Sarah smiled. Her face was smooth and youthful, and the rope burn was gone from her slender neck. This was the Sarah who should have been. "I finally helped my baby," she said. "I knew I could. I knew I wasn't just a no-good whore."
"Of course not." Megan's throat thick
ened, and she blinked. "You made two wonderful babies. You're not no-good at all. I should have told you while you were alive."
"It's all right. At least now I can get some rest." Sarah climbed out of the crevice and glanced over at the adult Debbie, frozen in shock and staring at them. "Now look at you. Don't you want a rest, too? You've been busy as a long-tailed cat in a room full of rocking chairs. Tearing apart this world and shoving people around like this. Don't you want to sleep?"
"I'm afraid," Debbie said softly.
"Of what, honey?"
"Will I go to hell?"
"Only hell that's real is the one we make to live in.
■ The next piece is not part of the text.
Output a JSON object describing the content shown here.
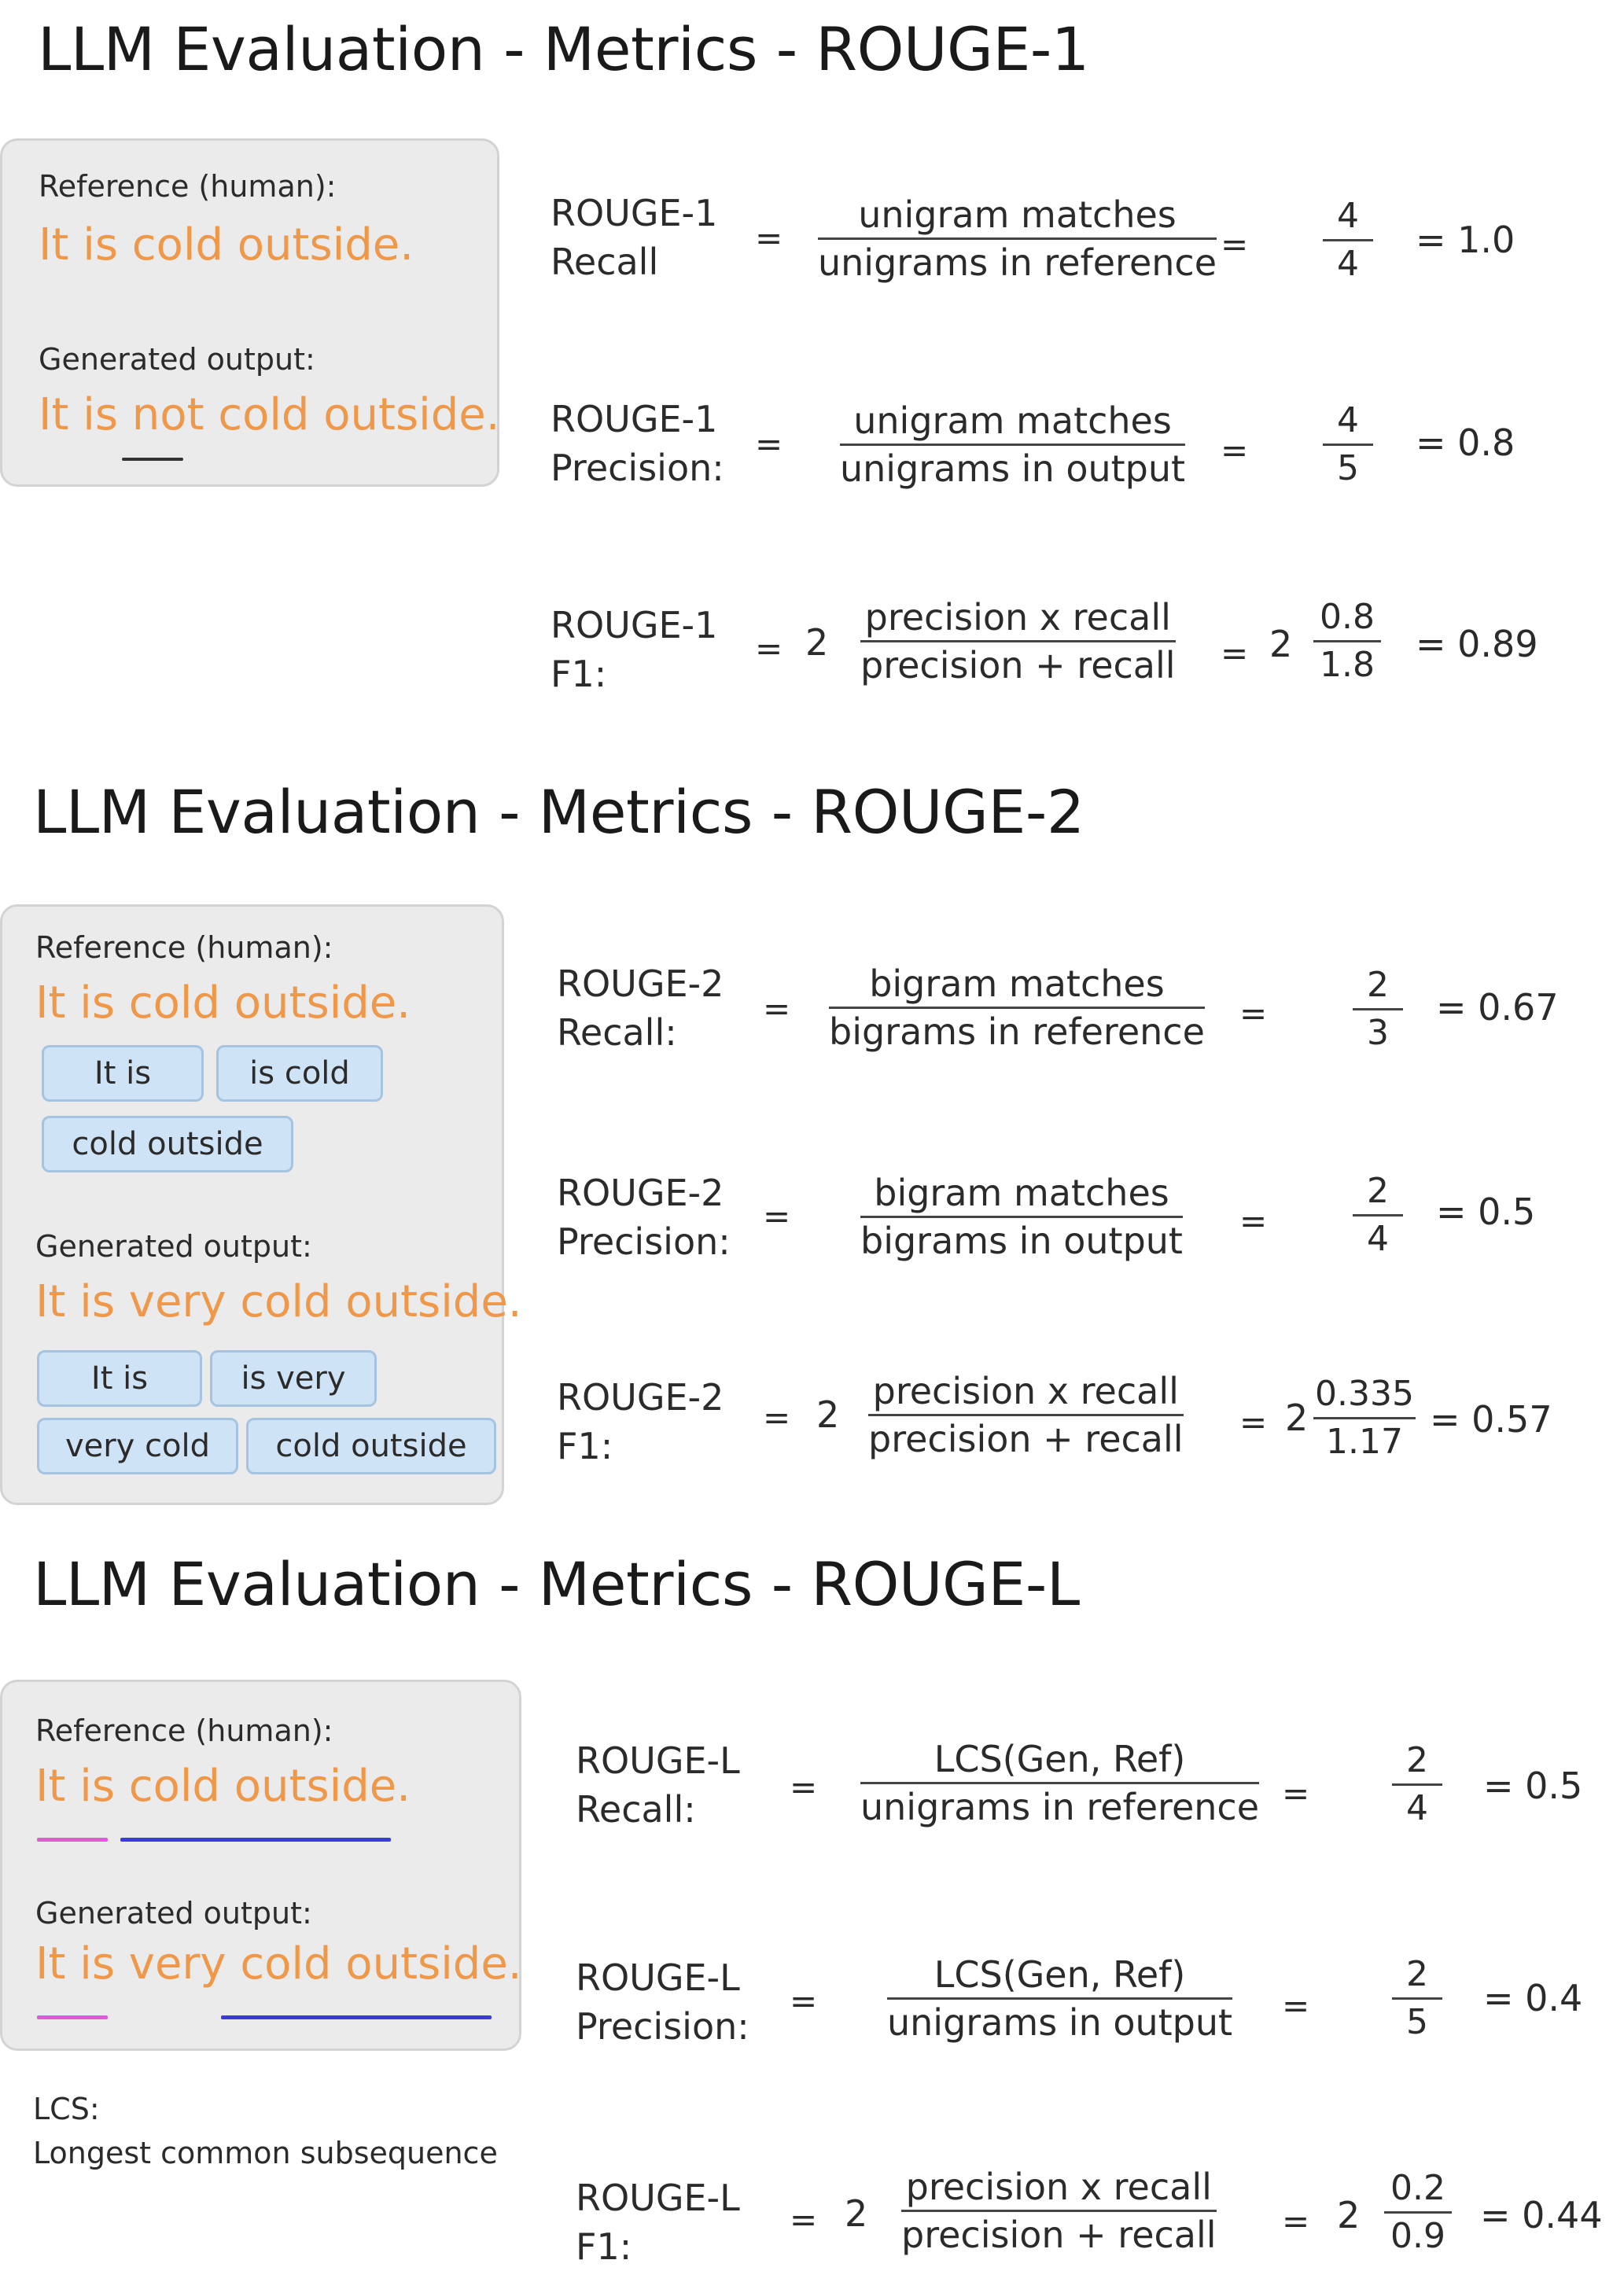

What do you mean? You think you did something bad?"
"I told on Uncle Glen, and he went to prison. Some other guys killed him in there. He died because I told."
"Oh, you won't go to hell for that. You've already been there. Now come on. Give your little girl a hug and let's get a move on."
Megan picked the child Debbie up and stepped across the crack in the floor. It seemed smaller now, though she could still feel the cold wind. It smelled clean and fresh, like snowfall.
"Megan, I'm sorry," Debbie said.
"Hey." Megan grinned weakly. "This is a hell of a better story than anything I could make up."
Debbie turned to her inner child. "Are you ready?" she asked.
The little girl fell out of Megan's arms and landed with all her weight on Debbie's shoulders. Child Debbie and grown-up Debbie hugged and clung to each other like long-lost mother and child, and Megan could see their shoulders shake with silent sobs.
Their bodies began to glow, and Debbie cried out, "Oh, it hurts! It—" But she broke off as the glow brightened, and all Megan could hear was her frantic breathing and faint sobs. Megan remembered that pain well, and she touched her breast with sympathy. But Debbie's pain was much worse. It always had been.
Sarah stepped forward and put one hand on adult Debbie's trembling back. The glow brightened until they were white hot, like a miniature sun blazing in the middle of the bedroom. Megan closed her eyes and turned away, and black dots danced behind her eyelids.
After a moment, she peeked back, and where the two had stood was just Debbie, alive and whole and actually smiling a genuine smile at her. Megan couldn't remember when her sister had last worn anything but a sarcastic grin.